Artw, no, people are only arguing that they would be difficult to synthesize on an airplane or smuggle through the checkpoint already made.

delmoi, it's perfectly reasonable to say that there's no scientific basis on which to ban liquids. It is not reasonable to say that it is impossible.
posted by wierdo at 8:53 PM on June 20, 2007


So, wierdo, what is the scientific basis for determining peoples acceptable level of risk?

five fresh fish, what you are describing is certainly possible, but adds on a whole other layer to the conspiracy. The point of screening is not to perfectly stop attacks, but to make them more difficult (not impossible). Given *any* security measure, there is a way around it. By your reasoning, we should have no security measures. Your assumptions about their role are incorrect.
posted by Bovine Love at 7:22 AM on June 21, 2007


You know, certain people - they eat enough mexican food, they're pretty damned explosive. And what's the TSA doing about that? Nothing as usual. People are walking onto planes with flammable gas producing capabilities...I mean one match and WOOSH!! Say good-bye to first class. Get a small unit of four or five terrorists doing that in a concerted well timed fart assault and baby can you say "Houston we have a problem..." One highly trained terrorist flatulator aiming a concentrated laser-like blast and you've got a walking portable blow torch what can cut through a steel door and into the cockpit!!

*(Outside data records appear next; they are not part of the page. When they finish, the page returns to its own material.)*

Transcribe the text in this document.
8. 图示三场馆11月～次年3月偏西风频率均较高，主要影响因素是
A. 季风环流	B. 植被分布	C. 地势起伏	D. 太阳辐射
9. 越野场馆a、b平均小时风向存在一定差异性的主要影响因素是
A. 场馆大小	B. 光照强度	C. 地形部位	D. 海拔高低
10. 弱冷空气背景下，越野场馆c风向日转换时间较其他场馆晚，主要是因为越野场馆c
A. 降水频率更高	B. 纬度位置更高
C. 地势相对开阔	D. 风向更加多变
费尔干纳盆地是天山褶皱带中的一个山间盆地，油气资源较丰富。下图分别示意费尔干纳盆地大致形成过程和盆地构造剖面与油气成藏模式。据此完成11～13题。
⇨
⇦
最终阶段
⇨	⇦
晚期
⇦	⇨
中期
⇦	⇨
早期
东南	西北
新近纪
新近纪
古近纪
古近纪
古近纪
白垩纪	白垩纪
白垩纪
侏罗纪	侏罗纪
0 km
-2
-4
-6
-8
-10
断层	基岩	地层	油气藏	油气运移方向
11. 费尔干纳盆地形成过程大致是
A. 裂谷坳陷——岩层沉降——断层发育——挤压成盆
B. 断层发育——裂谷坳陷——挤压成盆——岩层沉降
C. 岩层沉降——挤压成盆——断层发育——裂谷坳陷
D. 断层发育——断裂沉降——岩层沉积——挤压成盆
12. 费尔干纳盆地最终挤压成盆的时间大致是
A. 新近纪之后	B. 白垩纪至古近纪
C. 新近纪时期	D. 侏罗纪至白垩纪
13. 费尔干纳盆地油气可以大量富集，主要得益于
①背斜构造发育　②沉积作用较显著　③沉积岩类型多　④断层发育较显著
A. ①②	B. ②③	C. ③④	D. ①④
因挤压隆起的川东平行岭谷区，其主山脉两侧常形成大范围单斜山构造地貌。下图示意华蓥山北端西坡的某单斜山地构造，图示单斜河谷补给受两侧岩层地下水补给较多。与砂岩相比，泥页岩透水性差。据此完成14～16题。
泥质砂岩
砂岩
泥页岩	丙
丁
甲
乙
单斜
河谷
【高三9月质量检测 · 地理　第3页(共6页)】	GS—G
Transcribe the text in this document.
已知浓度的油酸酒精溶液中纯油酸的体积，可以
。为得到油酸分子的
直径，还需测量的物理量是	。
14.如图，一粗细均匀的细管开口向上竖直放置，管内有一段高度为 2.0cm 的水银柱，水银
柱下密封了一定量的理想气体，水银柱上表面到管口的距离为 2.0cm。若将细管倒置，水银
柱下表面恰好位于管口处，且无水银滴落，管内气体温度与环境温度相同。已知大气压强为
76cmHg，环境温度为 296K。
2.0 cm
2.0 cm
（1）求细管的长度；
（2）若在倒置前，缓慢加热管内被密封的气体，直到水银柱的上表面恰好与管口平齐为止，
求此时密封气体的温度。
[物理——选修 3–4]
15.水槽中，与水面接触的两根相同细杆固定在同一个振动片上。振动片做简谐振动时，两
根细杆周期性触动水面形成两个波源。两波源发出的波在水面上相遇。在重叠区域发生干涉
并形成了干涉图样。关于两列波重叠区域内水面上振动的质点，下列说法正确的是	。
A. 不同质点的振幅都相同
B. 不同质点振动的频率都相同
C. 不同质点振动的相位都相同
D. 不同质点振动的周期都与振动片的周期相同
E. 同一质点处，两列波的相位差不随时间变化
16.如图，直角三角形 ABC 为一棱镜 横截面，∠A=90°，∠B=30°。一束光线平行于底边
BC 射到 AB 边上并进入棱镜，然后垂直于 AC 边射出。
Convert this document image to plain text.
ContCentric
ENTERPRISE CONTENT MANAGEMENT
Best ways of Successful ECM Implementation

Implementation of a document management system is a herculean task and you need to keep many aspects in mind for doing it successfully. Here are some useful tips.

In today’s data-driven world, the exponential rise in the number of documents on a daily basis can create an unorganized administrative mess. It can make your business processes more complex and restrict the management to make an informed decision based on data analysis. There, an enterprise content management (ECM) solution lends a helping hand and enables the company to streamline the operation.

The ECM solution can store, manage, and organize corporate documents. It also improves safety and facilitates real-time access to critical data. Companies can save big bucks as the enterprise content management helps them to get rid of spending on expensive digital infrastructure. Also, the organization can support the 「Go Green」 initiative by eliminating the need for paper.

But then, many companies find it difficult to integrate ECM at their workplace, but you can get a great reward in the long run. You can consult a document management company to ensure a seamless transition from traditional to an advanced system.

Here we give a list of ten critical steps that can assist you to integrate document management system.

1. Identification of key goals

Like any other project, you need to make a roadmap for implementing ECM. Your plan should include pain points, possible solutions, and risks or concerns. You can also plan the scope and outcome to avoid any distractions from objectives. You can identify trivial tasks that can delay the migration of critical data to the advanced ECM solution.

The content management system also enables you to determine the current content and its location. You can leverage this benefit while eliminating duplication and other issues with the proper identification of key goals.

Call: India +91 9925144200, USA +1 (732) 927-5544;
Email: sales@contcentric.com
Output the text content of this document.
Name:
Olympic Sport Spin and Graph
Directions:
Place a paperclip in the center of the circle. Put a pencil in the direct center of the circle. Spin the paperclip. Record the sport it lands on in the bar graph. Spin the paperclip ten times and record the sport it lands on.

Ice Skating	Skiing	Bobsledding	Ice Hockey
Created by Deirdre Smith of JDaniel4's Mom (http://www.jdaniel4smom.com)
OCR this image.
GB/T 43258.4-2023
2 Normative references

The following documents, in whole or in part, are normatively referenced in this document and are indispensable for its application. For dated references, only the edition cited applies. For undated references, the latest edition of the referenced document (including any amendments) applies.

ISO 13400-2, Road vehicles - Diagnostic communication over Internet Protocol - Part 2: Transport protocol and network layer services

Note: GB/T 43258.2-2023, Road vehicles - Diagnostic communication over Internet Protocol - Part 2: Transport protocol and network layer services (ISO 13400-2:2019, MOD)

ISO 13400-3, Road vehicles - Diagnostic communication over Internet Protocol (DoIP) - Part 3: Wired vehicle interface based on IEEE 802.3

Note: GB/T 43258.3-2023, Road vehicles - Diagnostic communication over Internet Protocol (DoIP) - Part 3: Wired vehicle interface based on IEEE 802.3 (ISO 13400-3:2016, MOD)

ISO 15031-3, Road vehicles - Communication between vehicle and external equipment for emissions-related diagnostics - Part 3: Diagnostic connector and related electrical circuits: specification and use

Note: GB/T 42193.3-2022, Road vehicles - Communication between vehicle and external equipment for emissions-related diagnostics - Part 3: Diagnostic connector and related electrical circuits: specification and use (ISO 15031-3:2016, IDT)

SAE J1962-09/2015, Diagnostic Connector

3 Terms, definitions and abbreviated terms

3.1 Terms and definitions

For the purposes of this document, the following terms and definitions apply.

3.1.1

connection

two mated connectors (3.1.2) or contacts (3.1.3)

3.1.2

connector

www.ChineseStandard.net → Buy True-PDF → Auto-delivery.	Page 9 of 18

On El Al flights that's not gonna happen because they know what they're doing. They put a little Bean-O in the Vino.
posted by Skygazer at 7:56 AM on June 21, 2007


I'm not buying it, BL. If the TSA's purpose was to reduce risk, there would have been a lot more action wrt securing the cockpit door and having an armed marshall on board. Easy stuff, the kind that other countries with real terrorism problems have been doing for ages.

No, the TSA is not about security: it is about creating yet another fiefdom of public-private partnerships paid for by citizens for the financial benefit of an elite few who sit at the top of the food chain. It's the Peter Principle: it's more difficult to be fired the more people you have beneath your chain of command.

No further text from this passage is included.